Pour savoir jusqu'à quel point sa critique était motivée, j'ai lu en entier ce registre curieux, où sans doute il y a beaucoup de choses puériles et insignifiantes; mais il renferme aussi des inscriptions qu'on ne lit pas sans plaisir. C'est d'abord une chose assez originale que cette réunion de pensées et de citations, les unes religieuses, les autres grivoises; que ces sentences, mélancoliques ou bouffonnes, écrites dans toutes les langues. C'est une chose piquante que de voir la signature de beaucoup de gens célèbres de tous les pays, à côté des noms les plus obscurs. Je n'ai pu lire sans une sorte d'émotion deux lignes qui, à très-peu de pages de distance, rappellent que, dans le modeste réduit où j'étais, deux femmes qui ont essayé le même trône sont venues séjourner une nuit dans ce même gîte. Que de réflexions ce seul rapprochement peut faire naître! Mais mille traits s'offrent pour justifier le vœu que vous avez formé. Je vais en citer quelques-uns.

Un officier français a dessiné un soleil éclairant un tournesol, dont la fleur suit son cours radieux; au bas on lit cette

devise: Inferius nil sequor. Cet emblême ingénieux est digne d'un amant de la gloire.

Près de ce dessin poétique est une inscription très-remarquable; la voici: Si les passions n'anéantissaient la sensibilité du cœur, on verrait les hommes s'abstenir de choses impures et que le sentiment réprouve. Mais l'ame inclinée vers sa perfection ne saurait composer avec ses principes et jeter dans la vie une autre vie qui conduirait à un avenir sans avenir. Cette phrase mystérieuse avait-elle besoin d'être signée STAEL DE HOLSTEIN, le 26 juillet 1815?

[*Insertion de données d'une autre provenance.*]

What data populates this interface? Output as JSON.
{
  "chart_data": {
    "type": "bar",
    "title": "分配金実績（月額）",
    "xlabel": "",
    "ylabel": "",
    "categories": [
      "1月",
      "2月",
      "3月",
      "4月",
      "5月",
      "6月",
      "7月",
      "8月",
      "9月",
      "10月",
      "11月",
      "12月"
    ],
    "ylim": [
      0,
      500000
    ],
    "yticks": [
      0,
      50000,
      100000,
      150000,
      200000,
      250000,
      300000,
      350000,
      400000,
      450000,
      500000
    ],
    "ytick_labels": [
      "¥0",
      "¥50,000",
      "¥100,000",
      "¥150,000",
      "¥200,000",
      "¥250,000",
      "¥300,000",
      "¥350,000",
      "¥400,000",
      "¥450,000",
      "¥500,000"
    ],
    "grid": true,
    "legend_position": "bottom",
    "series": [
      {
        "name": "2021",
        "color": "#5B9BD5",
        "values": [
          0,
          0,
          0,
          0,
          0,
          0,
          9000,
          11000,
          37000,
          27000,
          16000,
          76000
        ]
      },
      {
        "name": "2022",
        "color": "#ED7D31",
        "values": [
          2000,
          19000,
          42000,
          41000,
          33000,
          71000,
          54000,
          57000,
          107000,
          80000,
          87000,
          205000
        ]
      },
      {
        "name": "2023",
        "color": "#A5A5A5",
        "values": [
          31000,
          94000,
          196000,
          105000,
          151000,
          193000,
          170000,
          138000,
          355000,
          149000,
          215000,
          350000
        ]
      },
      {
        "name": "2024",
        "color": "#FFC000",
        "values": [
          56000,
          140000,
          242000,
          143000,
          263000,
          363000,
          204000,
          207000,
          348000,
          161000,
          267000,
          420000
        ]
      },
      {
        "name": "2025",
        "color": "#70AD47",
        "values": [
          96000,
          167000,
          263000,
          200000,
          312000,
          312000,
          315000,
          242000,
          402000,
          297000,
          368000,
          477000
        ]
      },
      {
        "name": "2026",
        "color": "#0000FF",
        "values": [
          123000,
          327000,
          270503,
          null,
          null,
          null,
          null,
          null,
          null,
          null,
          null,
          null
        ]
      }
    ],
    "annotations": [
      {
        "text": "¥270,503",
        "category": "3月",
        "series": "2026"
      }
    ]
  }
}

Vient ensuite cet avis, donné aux voyageurs par un homme qui n'a signé que ses initiales, mais qui me semble avoir fait ses études au Vaudeville :

N'allez pas longuement vanter ce qui vous plaît !

C'est louer assez bien que garder le silence.

On parle quand le cœur se tait,

On se tait lorsque le cœur pense.

L'auteur de ce quatrain a eu la prétention d'être profond, et croit sans doute avoir révélé autre chose qu'une vérité de M. de la Palisse.

Il y a plus de sens dans l'épigramme suivante :

Sur ces rocs décharnés, où la nature expire,
J'égare avec transport mes pensers et mes pas;
J'y marche librement, librement j'y respire,
Et ma femme n'y viendra pas !

Voulez-vous de la gaîté?

Un jour trois bons vivans, à la fleur de leur âge,
Au sommet du Mont-Blanc voulaient porter leurs pas;
Les guides, la saison, leur bourse et leur courage,
Tout leur manque à-la-fois.... Ils sont restés en bas.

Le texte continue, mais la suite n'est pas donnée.